Tampoco se trata de afirmar que a más deuda necesariamente más crecimiento. Pero si destacar que el círculo virtuoso que promete la Comisión y que los gobiernos se tragan sin pestañear, de que el desendeudamiento público genera un ciclo de crecimiento más robusto y sostenido, es una quimera. Porque lo que importa no es tanto el nivel del gasto público, sino el uso que se da al mismo.
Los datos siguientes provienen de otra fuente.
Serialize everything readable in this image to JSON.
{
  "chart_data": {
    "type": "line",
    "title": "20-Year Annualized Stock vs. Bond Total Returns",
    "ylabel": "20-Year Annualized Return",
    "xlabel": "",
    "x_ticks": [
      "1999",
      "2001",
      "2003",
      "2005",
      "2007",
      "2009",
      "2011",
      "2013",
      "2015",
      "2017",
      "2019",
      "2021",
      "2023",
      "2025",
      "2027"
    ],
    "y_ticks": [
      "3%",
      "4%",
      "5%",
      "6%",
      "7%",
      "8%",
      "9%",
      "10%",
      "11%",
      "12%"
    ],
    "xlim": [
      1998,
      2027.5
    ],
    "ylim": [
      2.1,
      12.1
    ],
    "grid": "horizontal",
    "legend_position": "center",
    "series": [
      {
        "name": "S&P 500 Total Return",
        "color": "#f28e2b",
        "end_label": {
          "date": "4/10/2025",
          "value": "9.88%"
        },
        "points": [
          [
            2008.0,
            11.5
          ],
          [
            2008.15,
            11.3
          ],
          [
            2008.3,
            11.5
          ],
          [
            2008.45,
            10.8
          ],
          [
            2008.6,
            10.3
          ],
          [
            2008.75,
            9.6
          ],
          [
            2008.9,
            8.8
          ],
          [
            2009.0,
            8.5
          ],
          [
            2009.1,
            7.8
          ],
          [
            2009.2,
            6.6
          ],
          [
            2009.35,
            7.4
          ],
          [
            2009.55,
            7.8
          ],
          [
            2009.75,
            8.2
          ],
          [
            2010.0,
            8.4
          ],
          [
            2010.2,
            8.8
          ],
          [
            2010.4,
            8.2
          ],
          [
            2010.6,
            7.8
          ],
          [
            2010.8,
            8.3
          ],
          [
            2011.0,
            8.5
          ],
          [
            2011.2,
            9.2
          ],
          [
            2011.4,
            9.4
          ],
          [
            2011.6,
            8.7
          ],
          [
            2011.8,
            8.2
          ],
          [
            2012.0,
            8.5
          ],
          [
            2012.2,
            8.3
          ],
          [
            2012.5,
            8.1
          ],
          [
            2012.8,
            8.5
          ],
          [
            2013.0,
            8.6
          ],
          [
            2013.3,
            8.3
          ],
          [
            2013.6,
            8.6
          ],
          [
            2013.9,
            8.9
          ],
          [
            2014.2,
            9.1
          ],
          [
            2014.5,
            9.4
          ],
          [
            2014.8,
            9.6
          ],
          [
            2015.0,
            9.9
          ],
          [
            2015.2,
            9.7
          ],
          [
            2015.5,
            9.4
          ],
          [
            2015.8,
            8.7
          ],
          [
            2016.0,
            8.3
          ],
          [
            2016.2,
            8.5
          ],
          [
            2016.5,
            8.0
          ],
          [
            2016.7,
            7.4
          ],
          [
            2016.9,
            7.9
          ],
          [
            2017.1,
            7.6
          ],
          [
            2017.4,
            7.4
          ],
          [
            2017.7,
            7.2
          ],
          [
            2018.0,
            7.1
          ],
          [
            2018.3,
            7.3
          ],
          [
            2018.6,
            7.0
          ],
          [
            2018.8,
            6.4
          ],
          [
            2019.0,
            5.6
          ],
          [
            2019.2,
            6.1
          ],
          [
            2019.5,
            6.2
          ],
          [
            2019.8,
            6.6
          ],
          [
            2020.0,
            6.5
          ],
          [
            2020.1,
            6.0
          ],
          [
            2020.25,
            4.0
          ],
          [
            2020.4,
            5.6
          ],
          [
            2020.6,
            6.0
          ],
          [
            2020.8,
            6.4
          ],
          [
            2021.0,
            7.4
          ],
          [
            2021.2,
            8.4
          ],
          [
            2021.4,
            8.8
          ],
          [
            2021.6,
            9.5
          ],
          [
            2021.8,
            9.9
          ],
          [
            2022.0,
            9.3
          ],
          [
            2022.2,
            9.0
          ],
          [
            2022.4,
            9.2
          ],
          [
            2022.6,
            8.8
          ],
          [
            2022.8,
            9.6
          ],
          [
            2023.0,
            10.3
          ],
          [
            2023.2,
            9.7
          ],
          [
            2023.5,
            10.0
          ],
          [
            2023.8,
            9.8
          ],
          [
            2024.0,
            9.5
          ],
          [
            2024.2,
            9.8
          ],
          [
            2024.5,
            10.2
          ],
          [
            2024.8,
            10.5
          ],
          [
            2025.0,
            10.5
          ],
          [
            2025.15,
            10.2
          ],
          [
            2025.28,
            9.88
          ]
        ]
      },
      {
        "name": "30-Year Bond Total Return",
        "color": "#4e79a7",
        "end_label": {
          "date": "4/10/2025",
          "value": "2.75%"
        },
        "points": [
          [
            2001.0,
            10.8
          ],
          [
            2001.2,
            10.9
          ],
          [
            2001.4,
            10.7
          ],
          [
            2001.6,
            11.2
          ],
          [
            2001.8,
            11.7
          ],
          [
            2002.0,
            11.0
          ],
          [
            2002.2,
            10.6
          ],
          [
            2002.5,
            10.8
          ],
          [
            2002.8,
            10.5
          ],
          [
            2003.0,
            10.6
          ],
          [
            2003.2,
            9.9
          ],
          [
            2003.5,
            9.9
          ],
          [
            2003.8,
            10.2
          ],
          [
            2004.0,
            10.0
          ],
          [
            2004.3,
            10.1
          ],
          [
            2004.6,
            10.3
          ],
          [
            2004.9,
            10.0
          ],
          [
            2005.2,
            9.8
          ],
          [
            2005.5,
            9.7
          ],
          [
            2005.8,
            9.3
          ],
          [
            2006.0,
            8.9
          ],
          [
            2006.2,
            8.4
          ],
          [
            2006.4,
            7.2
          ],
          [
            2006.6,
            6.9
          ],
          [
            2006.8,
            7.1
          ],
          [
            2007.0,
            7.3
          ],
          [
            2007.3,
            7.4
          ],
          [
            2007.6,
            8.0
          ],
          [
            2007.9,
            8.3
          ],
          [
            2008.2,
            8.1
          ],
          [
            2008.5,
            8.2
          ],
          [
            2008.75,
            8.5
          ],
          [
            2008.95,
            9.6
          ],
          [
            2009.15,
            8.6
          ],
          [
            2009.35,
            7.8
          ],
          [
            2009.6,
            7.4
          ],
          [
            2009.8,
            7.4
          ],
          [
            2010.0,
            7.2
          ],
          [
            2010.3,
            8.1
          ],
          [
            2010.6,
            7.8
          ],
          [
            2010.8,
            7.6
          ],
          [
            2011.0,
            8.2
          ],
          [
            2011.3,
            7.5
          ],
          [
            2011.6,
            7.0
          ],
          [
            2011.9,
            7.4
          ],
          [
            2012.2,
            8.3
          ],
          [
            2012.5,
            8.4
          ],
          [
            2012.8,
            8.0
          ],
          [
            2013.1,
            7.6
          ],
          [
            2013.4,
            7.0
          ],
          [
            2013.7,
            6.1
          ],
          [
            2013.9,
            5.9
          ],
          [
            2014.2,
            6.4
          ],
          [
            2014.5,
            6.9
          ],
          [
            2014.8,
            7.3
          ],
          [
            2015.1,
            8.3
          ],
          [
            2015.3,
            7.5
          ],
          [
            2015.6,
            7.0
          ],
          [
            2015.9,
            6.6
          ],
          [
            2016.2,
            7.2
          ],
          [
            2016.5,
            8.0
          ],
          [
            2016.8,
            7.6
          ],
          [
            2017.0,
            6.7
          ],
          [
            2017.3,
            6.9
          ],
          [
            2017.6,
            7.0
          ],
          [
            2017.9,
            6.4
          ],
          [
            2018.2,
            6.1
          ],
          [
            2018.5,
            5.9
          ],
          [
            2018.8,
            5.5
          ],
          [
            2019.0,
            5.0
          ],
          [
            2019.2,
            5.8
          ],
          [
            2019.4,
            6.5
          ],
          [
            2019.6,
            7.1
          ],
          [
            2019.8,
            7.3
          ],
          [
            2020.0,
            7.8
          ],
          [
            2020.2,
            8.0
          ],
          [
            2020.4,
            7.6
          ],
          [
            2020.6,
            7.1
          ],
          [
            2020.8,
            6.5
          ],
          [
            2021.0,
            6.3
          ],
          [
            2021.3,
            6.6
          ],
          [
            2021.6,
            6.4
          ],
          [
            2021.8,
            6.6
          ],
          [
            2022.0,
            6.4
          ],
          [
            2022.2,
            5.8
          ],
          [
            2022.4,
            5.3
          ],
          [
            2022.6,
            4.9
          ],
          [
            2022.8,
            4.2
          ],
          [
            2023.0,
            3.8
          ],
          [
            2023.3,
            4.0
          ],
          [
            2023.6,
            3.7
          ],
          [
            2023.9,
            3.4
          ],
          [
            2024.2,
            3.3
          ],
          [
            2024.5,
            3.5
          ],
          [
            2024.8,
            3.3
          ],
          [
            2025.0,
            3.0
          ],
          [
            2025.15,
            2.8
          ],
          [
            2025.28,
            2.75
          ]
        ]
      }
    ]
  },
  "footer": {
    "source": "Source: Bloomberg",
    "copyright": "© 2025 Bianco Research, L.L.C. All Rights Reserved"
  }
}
Si un país aumenta su deuda para realizar inversiones en infraestructuras, para mejorar la educación y la salud de su población, lograra un crecimiento económico más sostenible que el que eventualmente pudiera lograr renunciando a esas inversiones para pagar menos intereses por la deuda.

Y en todo caso, la deuda pública ha llegado para quedarse, en niveles muy superiores a los que están acostumbrados los alemanes, porque la economía surgida de la gran recesión de 2009 se caracteriza por un mercado más frágil y plagado de intereses especulativos, que solo con la participación activa de la cosa pública logra mantener el pulso y el dinamismo mínimo para evitar el colapso.

La cuestión no es reducir el nivel de endeudamiento para seguir pagando a los señores rentistas el 3% o el 4% del PIB en forma de intereses, sino resolver la disfuncionalidad de un sistema económico que solo vive con respiración asistida de los gobiernos. La eutanasia del rentista, que ya predicara Keynes en los años 30 del siglo pasado, vuelve a ser la cuestión pendiente un siglo después.